Development of new intestinal lesions in the neoterminal ileum after intestinal resection (postoperative recurrence [PR]) in Crohn's disease (CD) occurs in most patients.1 Active smoking, CD behavioral pattern, ileal involvement, and previous intestinal resections have been identified as risk factors for early PR.2 Luminal microbiota seems to play a relevant role in PR pathogenesis as suggested by the efficacy of nitroimidazolic antibiotics in preventing PR.3 Moreover, histological changes of PR occur soon after surgery but not if a protective loop ileostomy is present.4 Therefore, prophylactic strategies have been recommended to prevent or diagnose early PR in patients with ileocolonic anastomosis, but not in patients with permanent ileostomy.
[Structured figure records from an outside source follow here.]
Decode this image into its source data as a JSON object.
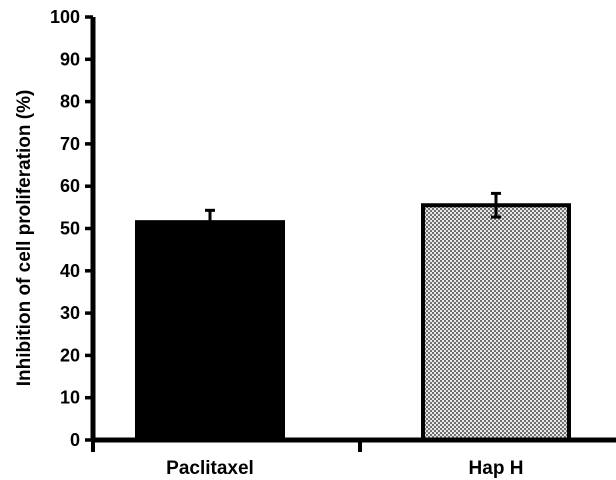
{
  "chart_data": {
    "type": "bar",
    "categories": [
      "Paclitaxel",
      "Hap H"
    ],
    "values": [
      51.5,
      55.5
    ],
    "errors": [
      2.8,
      2.8
    ],
    "ylabel": "Inhibition of cell proliferation (%)",
    "xlabel": "",
    "ylim": [
      0,
      100
    ],
    "yticks": [
      0,
      10,
      20,
      30,
      40,
      50,
      60,
      70,
      80,
      90,
      100
    ],
    "grid": false,
    "bar_styles": [
      "solid-black",
      "crosshatch-gray"
    ],
    "colors": {
      "bar1": "#000000",
      "bar2_fill": "#bdbdbd",
      "axis": "#000000"
    }
  }
}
With this perspective, we aimed to assess the rate of PR in CD patients with permanent ileostomy. We retrospectively reviewed the medical records of 16 patients with permanent ileostomy identified from our inflammatory bowel disease (IBD) database, among 284 CD patients who underwent intestinal resection. Disease location was colonic in 10 patients and ileocolonic in the remaining six, with inflammatory disease behavior in 12 out of 16. Seven patients (44%) kept on smoking after surgery. All patients with ileal involvement underwent ileocecal resection prior to proctocolectomy. Permanent ileostomy was performed after a median time of 78 months from CD diagnosis, and the main indication was treatment failure (six patients) and perianal disease (four patients). Thiopurine failure occurred in six cases (38%) and biological agents failed in three (18%). Ileal examination was performed immediately before proctocolectomy in nine patients (56%) by means of ileoscopy (n = 5), small bowel follow-through (n = 7), abdominal computed tomography (CT) scan (n = 2), or more than one of these techniques (n = 2). Preventive therapy with mesalamine or thiopurines was prescribed in seven and three patients, respectively.
After a median follow-up of 77 months (range, 45–142), clinical PR occurred in five patients (31%), meaning a risk of PR of 3.7 per 100 patient-years in patients with permanent ileostomy. Morphological PR at the terminal ileum was confirmed by CT scan or ileoscopy in all cases. The median time for clinical PR was 68 months (range, 41–102) and no clinical or epidemiological risk factors could be identified.
Clinical recurrence prompted drug therapy or treatment escalation in all cases (three adalimumab, one infliximab, one budesonide). A new intestinal resection was required in only one case because of a fibrotic stenosis with secondary periostomal fistula.
Our data suggest that clinical recurrence in CD patients with permanent ileostomy may occur in up to one-third of patients within 10 years after surgery. Scarce literature is available regarding morphologic or clinical recurrence. In the only study published to date to our knowledge, Onali et al5 retrospectively analyzed 38 patients with ileocolonic resection and different types of anastomosis. Overall, clinical recurrence was observed in 42% of patients, including five out of 14 (35%) with permanent ileostomy.
In conclusion, although it has been said that PR is less frequently observed in patients with ileostomy as compared to those with intestinal anastomosis, up to one-third will develop symptomatic PR in the former. Therefore, while waiting for the outcomes of larger series, it seems reasonable to assess PR in the ileum periodically with endoscopy or cross-sectional imaging techniques in CD patients with terminal ileostomy.